In a push for more mature, technically-savvy and mentally-agile combat Marines, the DoD is looking to do away with the “18-year-old grunt” model for a much more grounded and specialization-capable warrior.
“The optimal age for a close-combat soldier, the balance is … mid to late 20s,” said retired Army Maj. Gen. Robert Scales, the head of the Mattis task force in charge of making grunts more lethal.
The US Marines -as well as the rest of the military- has matured greatly in light of nearly twenty years of constant warfare, with regular infantry troops often filling roles that would have once been reserved for special operations. From training foreign forces to being reduced to small detachments all over the world, the missions have shown the weaknesses in simply tossing young and inexperienced soldiers at a problem that requires mature and seasoned individuals- often with more diverse skill sets than a novice rifleman can provide.
With this issue in mind, the current proposal is to recruit infantry Marines on a second enlistment, rather than focusing on manpower straight out of boot camp.
“The way JSOC [Joint Special Operations Command] operates is a telling point,” Scales said.
This idea may not go over well with the US Marines, who cherish the ideal image of the young grunt.
“Marines are deeply wedded to the young Marine, the 18 year old,” Scales told the Marine Corps Times.
One “middle ground” option could be increasing the number of infantry slots for second-enlistment Marines.
“Having varied skill inside a squad is very useful,” Scales said. “That’s what an A-team is essentially,” Scales noted, mentioning the US Army Special Forces Operational Detachment A (ODA) units, the “first string” in a SF outfit.

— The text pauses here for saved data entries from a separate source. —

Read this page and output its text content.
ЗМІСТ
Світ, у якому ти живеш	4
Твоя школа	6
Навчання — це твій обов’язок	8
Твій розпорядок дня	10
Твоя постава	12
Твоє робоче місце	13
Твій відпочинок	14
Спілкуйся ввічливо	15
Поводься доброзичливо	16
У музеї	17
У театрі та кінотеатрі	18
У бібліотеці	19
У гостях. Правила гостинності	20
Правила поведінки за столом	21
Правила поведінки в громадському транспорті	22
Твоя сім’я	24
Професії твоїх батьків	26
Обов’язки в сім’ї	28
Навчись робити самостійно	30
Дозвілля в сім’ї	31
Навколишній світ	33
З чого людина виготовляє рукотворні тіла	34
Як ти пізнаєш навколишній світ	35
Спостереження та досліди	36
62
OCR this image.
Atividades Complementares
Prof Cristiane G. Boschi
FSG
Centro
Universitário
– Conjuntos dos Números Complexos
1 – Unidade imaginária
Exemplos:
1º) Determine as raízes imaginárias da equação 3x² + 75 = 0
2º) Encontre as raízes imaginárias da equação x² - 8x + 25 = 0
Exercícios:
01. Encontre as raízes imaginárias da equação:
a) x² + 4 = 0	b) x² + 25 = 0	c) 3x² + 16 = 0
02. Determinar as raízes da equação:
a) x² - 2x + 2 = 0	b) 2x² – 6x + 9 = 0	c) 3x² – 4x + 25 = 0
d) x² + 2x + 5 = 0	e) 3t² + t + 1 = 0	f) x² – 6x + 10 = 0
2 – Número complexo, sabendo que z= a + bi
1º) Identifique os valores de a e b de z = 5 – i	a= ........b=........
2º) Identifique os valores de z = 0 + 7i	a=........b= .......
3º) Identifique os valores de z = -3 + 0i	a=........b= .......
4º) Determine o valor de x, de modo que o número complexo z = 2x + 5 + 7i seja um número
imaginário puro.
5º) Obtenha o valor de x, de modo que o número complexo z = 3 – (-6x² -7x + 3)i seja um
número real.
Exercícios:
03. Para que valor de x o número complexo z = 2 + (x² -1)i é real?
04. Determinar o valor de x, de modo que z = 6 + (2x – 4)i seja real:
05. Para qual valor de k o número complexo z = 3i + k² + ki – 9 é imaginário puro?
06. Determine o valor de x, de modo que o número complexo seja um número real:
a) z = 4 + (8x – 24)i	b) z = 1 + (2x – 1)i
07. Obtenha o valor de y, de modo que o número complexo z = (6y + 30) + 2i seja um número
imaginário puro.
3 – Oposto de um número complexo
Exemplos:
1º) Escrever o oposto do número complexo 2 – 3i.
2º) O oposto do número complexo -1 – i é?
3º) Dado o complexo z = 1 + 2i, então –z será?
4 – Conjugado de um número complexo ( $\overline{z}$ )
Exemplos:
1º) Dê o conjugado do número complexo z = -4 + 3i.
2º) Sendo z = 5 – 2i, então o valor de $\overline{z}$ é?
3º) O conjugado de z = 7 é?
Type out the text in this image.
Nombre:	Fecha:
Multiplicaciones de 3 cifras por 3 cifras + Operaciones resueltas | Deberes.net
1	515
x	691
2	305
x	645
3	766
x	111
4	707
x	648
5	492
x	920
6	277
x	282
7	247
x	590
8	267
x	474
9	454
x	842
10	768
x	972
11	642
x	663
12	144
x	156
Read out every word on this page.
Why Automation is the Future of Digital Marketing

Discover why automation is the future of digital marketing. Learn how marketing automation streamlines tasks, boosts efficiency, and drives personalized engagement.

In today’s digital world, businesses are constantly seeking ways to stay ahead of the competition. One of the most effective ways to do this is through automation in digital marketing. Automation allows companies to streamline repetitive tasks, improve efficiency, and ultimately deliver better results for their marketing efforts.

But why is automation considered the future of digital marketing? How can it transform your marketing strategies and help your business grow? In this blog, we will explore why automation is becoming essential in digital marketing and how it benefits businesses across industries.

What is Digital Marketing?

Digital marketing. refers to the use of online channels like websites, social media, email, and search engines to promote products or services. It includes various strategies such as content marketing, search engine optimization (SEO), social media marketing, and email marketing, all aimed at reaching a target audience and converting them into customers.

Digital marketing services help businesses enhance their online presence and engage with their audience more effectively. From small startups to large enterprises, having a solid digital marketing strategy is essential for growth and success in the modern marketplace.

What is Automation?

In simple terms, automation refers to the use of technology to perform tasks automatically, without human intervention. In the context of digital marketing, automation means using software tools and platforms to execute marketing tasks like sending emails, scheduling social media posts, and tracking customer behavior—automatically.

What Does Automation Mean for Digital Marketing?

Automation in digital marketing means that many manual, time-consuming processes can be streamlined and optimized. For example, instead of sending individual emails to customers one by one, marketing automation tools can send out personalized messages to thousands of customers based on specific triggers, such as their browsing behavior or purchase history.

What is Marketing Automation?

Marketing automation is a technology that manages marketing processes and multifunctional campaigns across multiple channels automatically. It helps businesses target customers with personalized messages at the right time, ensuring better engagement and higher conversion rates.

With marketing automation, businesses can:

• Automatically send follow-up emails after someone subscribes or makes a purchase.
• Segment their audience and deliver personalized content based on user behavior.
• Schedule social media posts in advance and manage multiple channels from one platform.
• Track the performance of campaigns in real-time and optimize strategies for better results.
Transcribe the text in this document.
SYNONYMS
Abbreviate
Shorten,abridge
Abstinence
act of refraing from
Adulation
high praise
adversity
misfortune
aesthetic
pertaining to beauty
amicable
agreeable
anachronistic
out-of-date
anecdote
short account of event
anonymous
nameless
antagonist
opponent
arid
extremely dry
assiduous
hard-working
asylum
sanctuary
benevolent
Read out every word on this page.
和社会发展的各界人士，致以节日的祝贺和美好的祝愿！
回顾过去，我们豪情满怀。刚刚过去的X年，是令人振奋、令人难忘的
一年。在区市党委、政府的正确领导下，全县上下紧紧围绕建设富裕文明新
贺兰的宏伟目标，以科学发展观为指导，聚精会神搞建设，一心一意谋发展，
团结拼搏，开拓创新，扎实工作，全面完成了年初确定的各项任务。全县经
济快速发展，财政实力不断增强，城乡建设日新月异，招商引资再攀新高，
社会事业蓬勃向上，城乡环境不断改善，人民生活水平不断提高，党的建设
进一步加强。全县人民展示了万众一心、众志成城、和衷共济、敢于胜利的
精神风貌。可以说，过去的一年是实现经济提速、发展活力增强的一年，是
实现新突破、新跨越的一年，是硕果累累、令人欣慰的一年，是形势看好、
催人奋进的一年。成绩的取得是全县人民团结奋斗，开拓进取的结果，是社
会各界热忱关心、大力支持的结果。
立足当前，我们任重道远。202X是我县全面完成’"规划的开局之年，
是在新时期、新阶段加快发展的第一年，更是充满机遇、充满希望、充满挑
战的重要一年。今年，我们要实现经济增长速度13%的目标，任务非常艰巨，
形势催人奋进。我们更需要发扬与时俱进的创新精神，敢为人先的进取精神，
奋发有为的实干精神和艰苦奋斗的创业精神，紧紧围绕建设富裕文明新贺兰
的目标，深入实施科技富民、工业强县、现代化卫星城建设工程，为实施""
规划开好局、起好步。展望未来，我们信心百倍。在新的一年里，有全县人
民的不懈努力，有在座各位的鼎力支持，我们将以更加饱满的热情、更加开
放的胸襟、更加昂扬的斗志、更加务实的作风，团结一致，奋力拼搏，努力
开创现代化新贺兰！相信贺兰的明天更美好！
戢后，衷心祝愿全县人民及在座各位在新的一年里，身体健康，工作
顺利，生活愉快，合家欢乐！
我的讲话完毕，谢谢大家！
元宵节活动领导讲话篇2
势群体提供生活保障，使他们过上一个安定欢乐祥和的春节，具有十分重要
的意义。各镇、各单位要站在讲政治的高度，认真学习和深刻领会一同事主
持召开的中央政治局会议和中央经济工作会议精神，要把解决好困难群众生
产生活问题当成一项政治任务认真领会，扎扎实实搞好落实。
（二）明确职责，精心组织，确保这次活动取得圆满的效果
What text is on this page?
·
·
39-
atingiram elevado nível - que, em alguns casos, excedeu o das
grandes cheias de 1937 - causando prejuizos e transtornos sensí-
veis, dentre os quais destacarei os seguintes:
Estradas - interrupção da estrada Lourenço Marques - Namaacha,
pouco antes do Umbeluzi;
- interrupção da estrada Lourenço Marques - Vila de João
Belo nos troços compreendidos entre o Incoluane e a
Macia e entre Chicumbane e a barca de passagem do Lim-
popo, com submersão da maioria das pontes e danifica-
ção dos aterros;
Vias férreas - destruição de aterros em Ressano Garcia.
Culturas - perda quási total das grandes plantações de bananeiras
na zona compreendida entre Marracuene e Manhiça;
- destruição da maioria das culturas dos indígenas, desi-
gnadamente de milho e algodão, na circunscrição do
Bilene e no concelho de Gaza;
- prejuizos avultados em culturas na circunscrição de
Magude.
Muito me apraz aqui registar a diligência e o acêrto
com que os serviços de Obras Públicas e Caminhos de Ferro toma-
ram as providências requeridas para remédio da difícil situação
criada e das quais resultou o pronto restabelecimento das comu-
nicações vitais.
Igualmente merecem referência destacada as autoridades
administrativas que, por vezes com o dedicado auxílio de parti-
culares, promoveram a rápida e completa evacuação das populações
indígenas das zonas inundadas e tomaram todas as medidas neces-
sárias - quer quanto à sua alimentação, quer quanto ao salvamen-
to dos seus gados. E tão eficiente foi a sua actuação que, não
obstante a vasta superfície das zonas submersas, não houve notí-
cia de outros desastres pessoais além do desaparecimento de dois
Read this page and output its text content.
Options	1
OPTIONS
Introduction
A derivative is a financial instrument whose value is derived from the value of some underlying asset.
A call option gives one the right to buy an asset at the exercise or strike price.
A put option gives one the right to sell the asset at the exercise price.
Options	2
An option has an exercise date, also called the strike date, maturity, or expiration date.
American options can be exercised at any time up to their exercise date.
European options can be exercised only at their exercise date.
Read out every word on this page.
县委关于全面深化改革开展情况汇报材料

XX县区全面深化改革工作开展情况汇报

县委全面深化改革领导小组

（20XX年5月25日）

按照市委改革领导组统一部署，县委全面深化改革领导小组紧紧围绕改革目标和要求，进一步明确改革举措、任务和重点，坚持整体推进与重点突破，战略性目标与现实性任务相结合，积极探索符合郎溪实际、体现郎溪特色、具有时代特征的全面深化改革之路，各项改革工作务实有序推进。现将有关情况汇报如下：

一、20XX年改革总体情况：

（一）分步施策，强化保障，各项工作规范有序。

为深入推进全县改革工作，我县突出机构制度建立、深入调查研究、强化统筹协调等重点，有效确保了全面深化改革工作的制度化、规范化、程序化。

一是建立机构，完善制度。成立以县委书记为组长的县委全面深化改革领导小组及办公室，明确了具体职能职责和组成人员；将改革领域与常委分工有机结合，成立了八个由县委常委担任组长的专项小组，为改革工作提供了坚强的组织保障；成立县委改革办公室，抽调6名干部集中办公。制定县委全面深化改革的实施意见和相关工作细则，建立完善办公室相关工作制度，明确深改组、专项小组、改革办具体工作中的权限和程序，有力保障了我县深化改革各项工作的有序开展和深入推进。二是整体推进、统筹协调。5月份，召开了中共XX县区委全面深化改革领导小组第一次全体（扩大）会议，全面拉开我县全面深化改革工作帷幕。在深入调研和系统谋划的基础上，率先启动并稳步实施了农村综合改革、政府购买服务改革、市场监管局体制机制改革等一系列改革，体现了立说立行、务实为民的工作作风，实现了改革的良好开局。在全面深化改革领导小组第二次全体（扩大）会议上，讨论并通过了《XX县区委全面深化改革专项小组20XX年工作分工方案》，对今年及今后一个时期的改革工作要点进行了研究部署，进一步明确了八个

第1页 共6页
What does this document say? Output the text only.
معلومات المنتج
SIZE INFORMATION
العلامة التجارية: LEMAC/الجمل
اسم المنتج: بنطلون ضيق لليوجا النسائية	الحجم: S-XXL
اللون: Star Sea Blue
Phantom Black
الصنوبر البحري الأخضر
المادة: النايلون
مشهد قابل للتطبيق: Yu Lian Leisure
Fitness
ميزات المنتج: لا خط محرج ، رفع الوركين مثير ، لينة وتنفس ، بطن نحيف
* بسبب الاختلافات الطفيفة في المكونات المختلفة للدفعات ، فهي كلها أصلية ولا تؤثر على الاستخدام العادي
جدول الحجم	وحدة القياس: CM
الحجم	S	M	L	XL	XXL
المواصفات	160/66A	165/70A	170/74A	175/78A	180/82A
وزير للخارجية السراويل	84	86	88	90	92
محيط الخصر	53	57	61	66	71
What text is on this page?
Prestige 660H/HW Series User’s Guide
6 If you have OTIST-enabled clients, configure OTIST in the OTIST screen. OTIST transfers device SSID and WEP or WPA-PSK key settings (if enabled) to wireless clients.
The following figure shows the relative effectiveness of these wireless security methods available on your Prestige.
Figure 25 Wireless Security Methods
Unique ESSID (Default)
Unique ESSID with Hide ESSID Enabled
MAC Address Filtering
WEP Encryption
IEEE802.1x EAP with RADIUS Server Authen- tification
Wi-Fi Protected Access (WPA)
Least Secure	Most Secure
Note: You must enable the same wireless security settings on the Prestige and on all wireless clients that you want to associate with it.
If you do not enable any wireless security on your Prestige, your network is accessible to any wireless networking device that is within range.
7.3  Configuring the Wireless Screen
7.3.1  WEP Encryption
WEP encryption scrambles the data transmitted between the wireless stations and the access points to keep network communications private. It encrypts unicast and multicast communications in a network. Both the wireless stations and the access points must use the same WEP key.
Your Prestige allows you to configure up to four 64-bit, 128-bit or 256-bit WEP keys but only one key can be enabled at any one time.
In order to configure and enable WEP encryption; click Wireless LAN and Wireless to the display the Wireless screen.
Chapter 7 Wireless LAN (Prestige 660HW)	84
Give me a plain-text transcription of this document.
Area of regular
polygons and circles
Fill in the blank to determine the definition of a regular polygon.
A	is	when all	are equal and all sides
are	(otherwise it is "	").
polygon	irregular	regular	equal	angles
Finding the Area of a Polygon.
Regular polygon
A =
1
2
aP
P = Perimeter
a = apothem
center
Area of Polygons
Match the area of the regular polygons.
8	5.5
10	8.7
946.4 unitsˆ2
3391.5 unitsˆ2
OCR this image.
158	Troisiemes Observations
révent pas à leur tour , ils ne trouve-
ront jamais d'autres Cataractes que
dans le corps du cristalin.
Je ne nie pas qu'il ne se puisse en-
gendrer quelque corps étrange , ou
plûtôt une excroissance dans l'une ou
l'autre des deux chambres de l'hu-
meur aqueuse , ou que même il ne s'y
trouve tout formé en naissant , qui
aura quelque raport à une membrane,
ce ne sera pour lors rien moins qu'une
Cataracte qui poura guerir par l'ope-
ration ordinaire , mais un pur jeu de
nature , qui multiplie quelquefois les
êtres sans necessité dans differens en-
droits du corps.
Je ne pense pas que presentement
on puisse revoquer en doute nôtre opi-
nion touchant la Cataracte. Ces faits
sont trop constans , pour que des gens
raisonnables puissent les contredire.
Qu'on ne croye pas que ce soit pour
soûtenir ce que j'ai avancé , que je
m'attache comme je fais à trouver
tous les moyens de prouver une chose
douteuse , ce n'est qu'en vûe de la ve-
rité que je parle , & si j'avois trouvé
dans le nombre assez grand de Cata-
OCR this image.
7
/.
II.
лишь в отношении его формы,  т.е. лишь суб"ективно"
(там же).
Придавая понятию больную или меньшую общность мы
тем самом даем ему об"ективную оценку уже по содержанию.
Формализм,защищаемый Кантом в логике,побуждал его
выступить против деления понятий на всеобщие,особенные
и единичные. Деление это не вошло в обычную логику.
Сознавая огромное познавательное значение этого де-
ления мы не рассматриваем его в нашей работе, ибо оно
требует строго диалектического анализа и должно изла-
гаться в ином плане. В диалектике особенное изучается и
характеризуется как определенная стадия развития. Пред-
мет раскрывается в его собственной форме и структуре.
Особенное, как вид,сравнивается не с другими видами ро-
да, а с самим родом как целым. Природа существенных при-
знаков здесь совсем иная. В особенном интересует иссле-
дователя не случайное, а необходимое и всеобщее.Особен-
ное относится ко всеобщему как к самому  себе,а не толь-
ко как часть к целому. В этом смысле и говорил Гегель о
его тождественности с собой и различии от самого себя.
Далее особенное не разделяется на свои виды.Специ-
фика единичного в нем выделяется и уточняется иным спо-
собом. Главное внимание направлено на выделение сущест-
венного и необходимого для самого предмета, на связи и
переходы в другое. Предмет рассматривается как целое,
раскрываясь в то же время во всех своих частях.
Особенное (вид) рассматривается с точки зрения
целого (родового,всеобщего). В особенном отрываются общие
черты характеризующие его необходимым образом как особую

Other authorities on the subject have argued that special operations forces are often more mature and capable due to their time as young grunts, and that the idea of young enlistees learning from experience should not be seen as a handicap or burden.
“With 16 years of infantry background, I learned 80 percent of my ground pounding in my first four years,” one Marine combat instructor told the Marine Corps Times. “And as the war has kind of slipped away from us, the majority of the seasoned fighters have moved on- because with no war, they feel cheated.”
Despite the differences of opinion, Commandant General Robert Neller has expressed his interests when it comes to looking at new ideas to make the Corps more lethal.
“General Neller has been remarkably enthusiastic in transforming how the Marine Corps fights,” Scales said.
After all, the very heart of the Marine Corps beats in cadence with the footsteps of the rifleman.